Avant « Tien ve Ha Noi », « Nguoi Ha Noi » de Nguyen Dinh Thi peut être considérée comme une œuvre majeure, ouvrant la voie aux chansons évoquant Hanoï durant la guerre de résistance. Composée au début de l'année 1947, quelques jours seulement après le début de la résistance contre les Français, cette œuvre épique de Nguyen Dinh Thi rassemble l'esprit millénaire de Thang Long, la combativité ardente du peuple hanoïen aux premiers jours de la résistance, ainsi que la bravoure inébranlable qui demeure au cœur de la guerre.

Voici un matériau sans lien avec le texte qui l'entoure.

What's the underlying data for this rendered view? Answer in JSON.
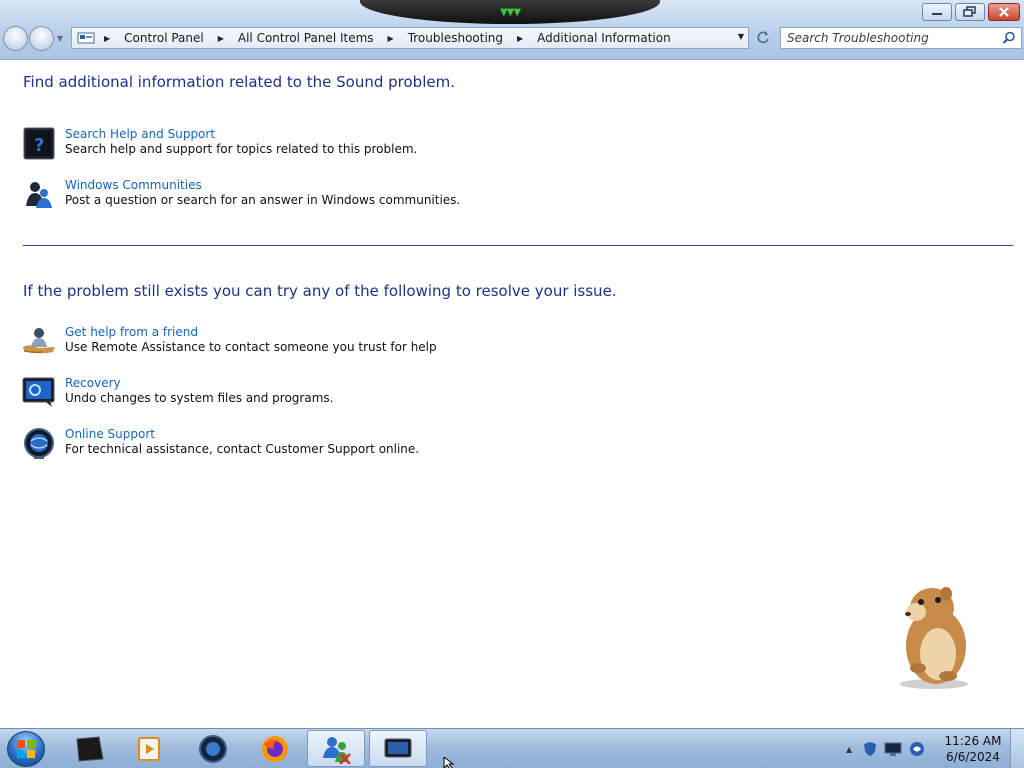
{
  "window": {
    "minimize_label": "Minimize",
    "maximize_label": "Maximize",
    "close_label": "Close"
  },
  "breadcrumb": {
    "items": [
      "Control Panel",
      "All Control Panel Items",
      "Troubleshooting",
      "Additional Information"
    ]
  },
  "search": {
    "placeholder": "Search Troubleshooting"
  },
  "content": {
    "section1_heading": "Find additional information related to the Sound problem.",
    "section2_heading": "If the problem still exists you can try any of the following to resolve your issue.",
    "items": [
      {
        "title": "Search Help and Support",
        "description": "Search help and support for topics related to this problem.",
        "icon": "help-support-icon"
      },
      {
        "title": "Windows Communities",
        "description": "Post a question or search for an answer in Windows communities.",
        "icon": "communities-icon"
      },
      {
        "title": "Get help from a friend",
        "description": "Use Remote Assistance to contact someone you trust for help",
        "icon": "remote-assistance-icon"
      },
      {
        "title": "Recovery",
        "description": "Undo changes to system files and programs.",
        "icon": "recovery-icon"
      },
      {
        "title": "Online Support",
        "description": "For technical assistance, contact Customer Support online.",
        "icon": "online-support-icon"
      }
    ]
  },
  "taskbar": {
    "apps": [
      "start-orb-icon",
      "terminal-icon",
      "media-player-icon",
      "browser-icon",
      "firefox-icon",
      "control-panel-icon",
      "monitor-app-icon"
    ],
    "clock_time": "11:26 AM",
    "clock_date": "6/6/2024"
  },
  "colors": {
    "heading": "#1e3287",
    "link": "#1565c0",
    "divider": "#30408f",
    "taskbar": "#9fbcdd"
  }
}
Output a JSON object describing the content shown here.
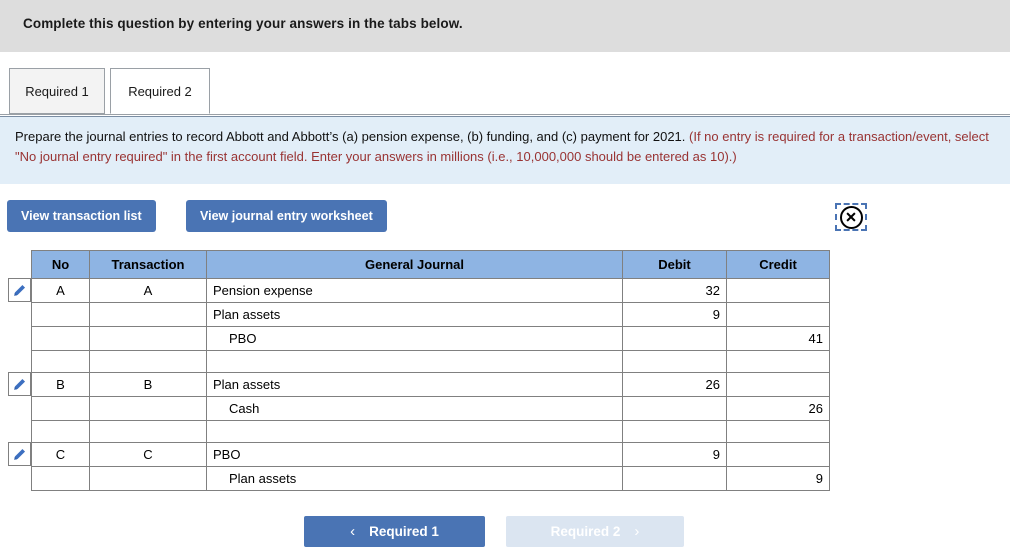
{
  "header": {
    "banner_text": "Complete this question by entering your answers in the tabs below."
  },
  "tabs": [
    {
      "label": "Required 1",
      "active": false
    },
    {
      "label": "Required 2",
      "active": true
    }
  ],
  "instruction": {
    "black_text": "Prepare the journal entries to record Abbott and Abbott’s (a) pension expense, (b) funding, and (c) payment for 2021. ",
    "red_text": "(If no entry is required for a transaction/event, select \"No journal entry required\" in the first account field. Enter your answers in millions (i.e., 10,000,000 should be entered as 10).)"
  },
  "toolbar": {
    "view_transaction_list": "View transaction list",
    "view_journal_worksheet": "View journal entry worksheet",
    "close_icon": "close-circle-icon"
  },
  "table": {
    "columns": [
      "No",
      "Transaction",
      "General Journal",
      "Debit",
      "Credit"
    ],
    "rows": [
      {
        "edit": true,
        "no": "A",
        "transaction": "A",
        "account": "Pension expense",
        "indent": false,
        "debit": "32",
        "credit": ""
      },
      {
        "edit": false,
        "no": "",
        "transaction": "",
        "account": "Plan assets",
        "indent": false,
        "debit": "9",
        "credit": ""
      },
      {
        "edit": false,
        "no": "",
        "transaction": "",
        "account": "PBO",
        "indent": true,
        "debit": "",
        "credit": "41"
      },
      {
        "edit": false,
        "no": "",
        "transaction": "",
        "account": "",
        "indent": false,
        "debit": "",
        "credit": "",
        "spacer": true
      },
      {
        "edit": true,
        "no": "B",
        "transaction": "B",
        "account": "Plan assets",
        "indent": false,
        "debit": "26",
        "credit": ""
      },
      {
        "edit": false,
        "no": "",
        "transaction": "",
        "account": "Cash",
        "indent": true,
        "debit": "",
        "credit": "26"
      },
      {
        "edit": false,
        "no": "",
        "transaction": "",
        "account": "",
        "indent": false,
        "debit": "",
        "credit": "",
        "spacer": true
      },
      {
        "edit": true,
        "no": "C",
        "transaction": "C",
        "account": "PBO",
        "indent": false,
        "debit": "9",
        "credit": ""
      },
      {
        "edit": false,
        "no": "",
        "transaction": "",
        "account": "Plan assets",
        "indent": true,
        "debit": "",
        "credit": "9"
      }
    ]
  },
  "navigation": {
    "prev_label": "Required 1",
    "prev_chevron": "‹",
    "next_label": "Required 2",
    "next_chevron": "›"
  },
  "colors": {
    "accent_blue": "#4a74b4",
    "table_header_blue": "#8eb4e3",
    "instruction_bg": "#e2eef8",
    "banner_bg": "#dddddd",
    "red_text": "#993333",
    "disabled_blue": "#dbe5f1"
  }
}
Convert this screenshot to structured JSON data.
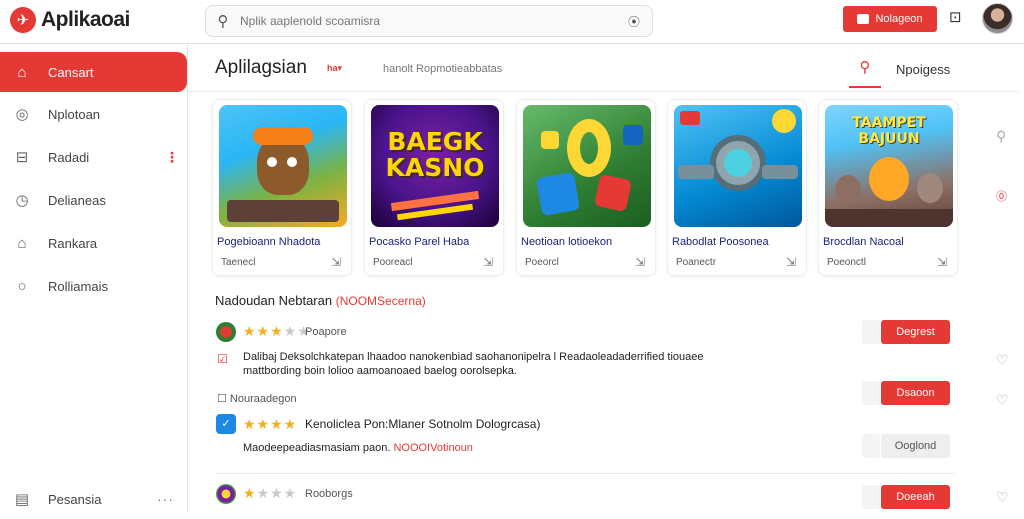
{
  "app": {
    "logo_text": "Aplikaoai"
  },
  "search": {
    "placeholder": "Nplik aaplenold scoamisra"
  },
  "topbar": {
    "action_label": "Nolageon"
  },
  "sidebar": {
    "items": [
      {
        "label": "Cansart",
        "icon": "home-icon"
      },
      {
        "label": "Nplotoan",
        "icon": "compass-icon"
      },
      {
        "label": "Radadi",
        "icon": "shop-icon"
      },
      {
        "label": "Delianeas",
        "icon": "clock-icon"
      },
      {
        "label": "Rankara",
        "icon": "bank-icon"
      },
      {
        "label": "Rolliamais",
        "icon": "circle-icon"
      }
    ],
    "footer_label": "Pesansia"
  },
  "header": {
    "title": "Aplilagsian",
    "flag": "ha▾",
    "subtitle": "hanolt Ropmotieabbatas",
    "tab_label": "Npoigess"
  },
  "cards": [
    {
      "name": "Pogebioann Nhadota",
      "meta": "Taenecl",
      "art_text": ""
    },
    {
      "name": "Pocasko Parel Haba",
      "meta": "Pooreacl",
      "art_text": "BAEGK KASNO"
    },
    {
      "name": "Neotioan lotioekon",
      "meta": "Poeorcl",
      "art_text": ""
    },
    {
      "name": "Rabodlat Poosonea",
      "meta": "Poanectr",
      "art_text": ""
    },
    {
      "name": "Brocdlan Nacoal",
      "meta": "Poeonctl",
      "art_text": "TAAMPET BAJUUN"
    }
  ],
  "section": {
    "title": "Nadoudan Nebtaran",
    "highlight": "(NOOMSecerna)"
  },
  "rows": [
    {
      "tag": "Poapore",
      "stars_on": 3,
      "text_line1": "Dalibaj Deksolchkatepan lhaadoo nanokenbiad saohanonipelra l Readaoleadaderrified tiouaee",
      "text_line2": "mattbording boin lolioo aamoanoaed baelog oorolsepka.",
      "button": "Degrest"
    },
    {
      "tag": "Nouraadegon",
      "button": "Dsaoon"
    },
    {
      "stars_on": 4,
      "title": "Kenoliclea Pon:Mlaner Sotnolm Dologrcasa)",
      "text_line": "Maodeepeadiasmasiam paon.",
      "text_red": "NOOOIVotinoun",
      "button": "Ooglond"
    },
    {
      "tag": "Rooborgs",
      "stars_on": 1,
      "button": "Doeeah"
    }
  ],
  "colors": {
    "accent": "#e53935",
    "star": "#f2b01e"
  }
}
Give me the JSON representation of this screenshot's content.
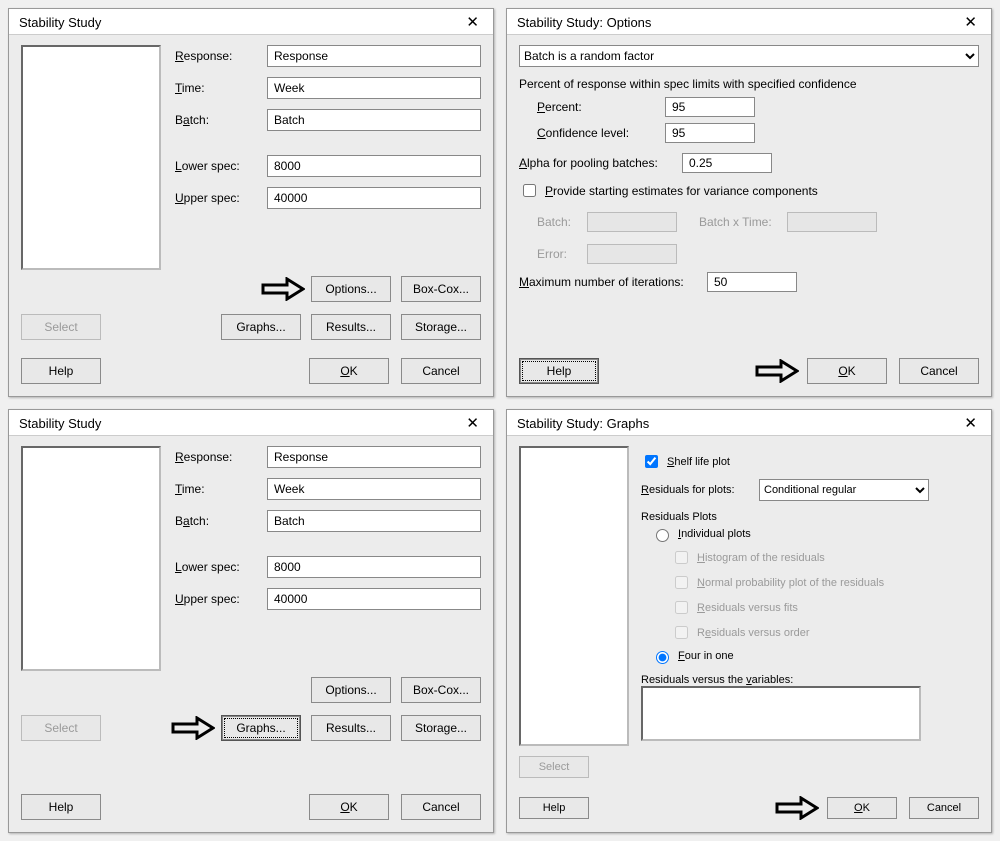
{
  "dlg1": {
    "title": "Stability Study",
    "labels": {
      "response": "Response:",
      "time": "Time:",
      "batch": "Batch:",
      "lower": "Lower spec:",
      "upper": "Upper spec:"
    },
    "values": {
      "response": "Response",
      "time": "Week",
      "batch": "Batch",
      "lower": "8000",
      "upper": "40000"
    },
    "buttons": {
      "select": "Select",
      "options": "Options...",
      "boxcox": "Box-Cox...",
      "graphs": "Graphs...",
      "results": "Results...",
      "storage": "Storage...",
      "help": "Help",
      "ok": "OK",
      "cancel": "Cancel"
    }
  },
  "dlg2": {
    "title": "Stability Study: Options",
    "combo_value": "Batch is a random factor",
    "heading": "Percent of response within spec limits with specified confidence",
    "percent_label": "Percent:",
    "percent_value": "95",
    "conf_label": "Confidence level:",
    "conf_value": "95",
    "alpha_label": "Alpha for pooling batches:",
    "alpha_value": "0.25",
    "chk_provide": "Provide starting estimates for variance components",
    "batch_label": "Batch:",
    "bxt_label": "Batch x Time:",
    "error_label": "Error:",
    "maxit_label": "Maximum number of iterations:",
    "maxit_value": "50",
    "help": "Help",
    "ok": "OK",
    "cancel": "Cancel"
  },
  "dlg3": {
    "title": "Stability Study"
  },
  "dlg4": {
    "title": "Stability Study: Graphs",
    "shelf_life": "Shelf life plot",
    "resid_for_label": "Residuals for plots:",
    "resid_for_value": "Conditional regular",
    "resid_plots_heading": "Residuals Plots",
    "radio_individual": "Individual plots",
    "chk_hist": "Histogram of the residuals",
    "chk_npp": "Normal probability plot of the residuals",
    "chk_rvf": "Residuals versus fits",
    "chk_rvo": "Residuals versus order",
    "radio_four": "Four in one",
    "rv_vars": "Residuals versus the variables:",
    "select": "Select",
    "help": "Help",
    "ok": "OK",
    "cancel": "Cancel"
  }
}
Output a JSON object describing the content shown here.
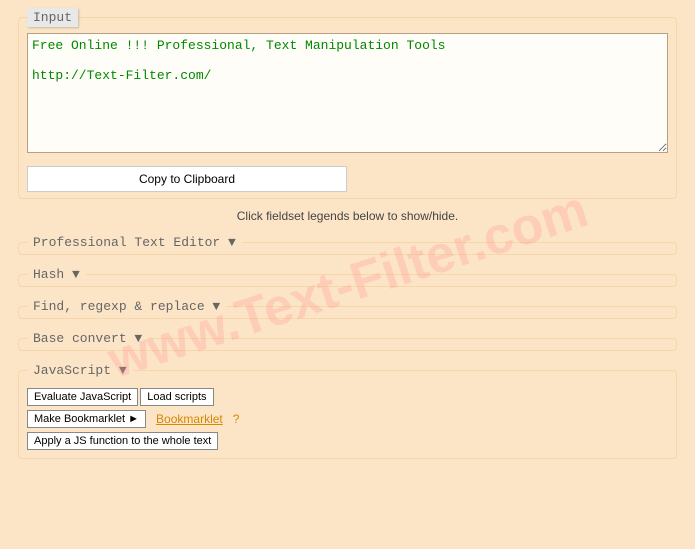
{
  "input": {
    "legend": "Input",
    "textarea_value": "Free Online !!! Professional, Text Manipulation Tools\n\nhttp://Text-Filter.com/",
    "copy_label": "Copy to Clipboard"
  },
  "hint": "Click fieldset legends below to show/hide.",
  "sections": {
    "editor": "Professional Text Editor ▼",
    "hash": "Hash ▼",
    "find": "Find, regexp & replace ▼",
    "base": "Base convert ▼",
    "js": "JavaScript ▼"
  },
  "js_panel": {
    "eval_btn": "Evaluate JavaScript",
    "load_btn": "Load scripts",
    "bookmarklet_btn": "Make Bookmarklet ►",
    "bookmarklet_link": "Bookmarklet",
    "help": "?",
    "apply_btn": "Apply a JS function to the whole text"
  },
  "watermark": "www.Text-Filter.com"
}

Au fil de deux guerres de résistance, Hanoï s'est transformée, connaissant de nombreux hauts et bas. Elle fut une ville héroïque et résiliente face aux terribles bombardements américains, comme le relate Vu Thanh dans son poème « Chant de Hanoï », incarnant l'optimisme et la foi en la victoire à Hanoï, ainsi que l'espoir et la conviction de Phan Nhan. Elle fut aussi une ville ancienne et élégante, telle que décrite dans « Est-ce toi, Automne à Hanoï ? » de Tran Quang Loc.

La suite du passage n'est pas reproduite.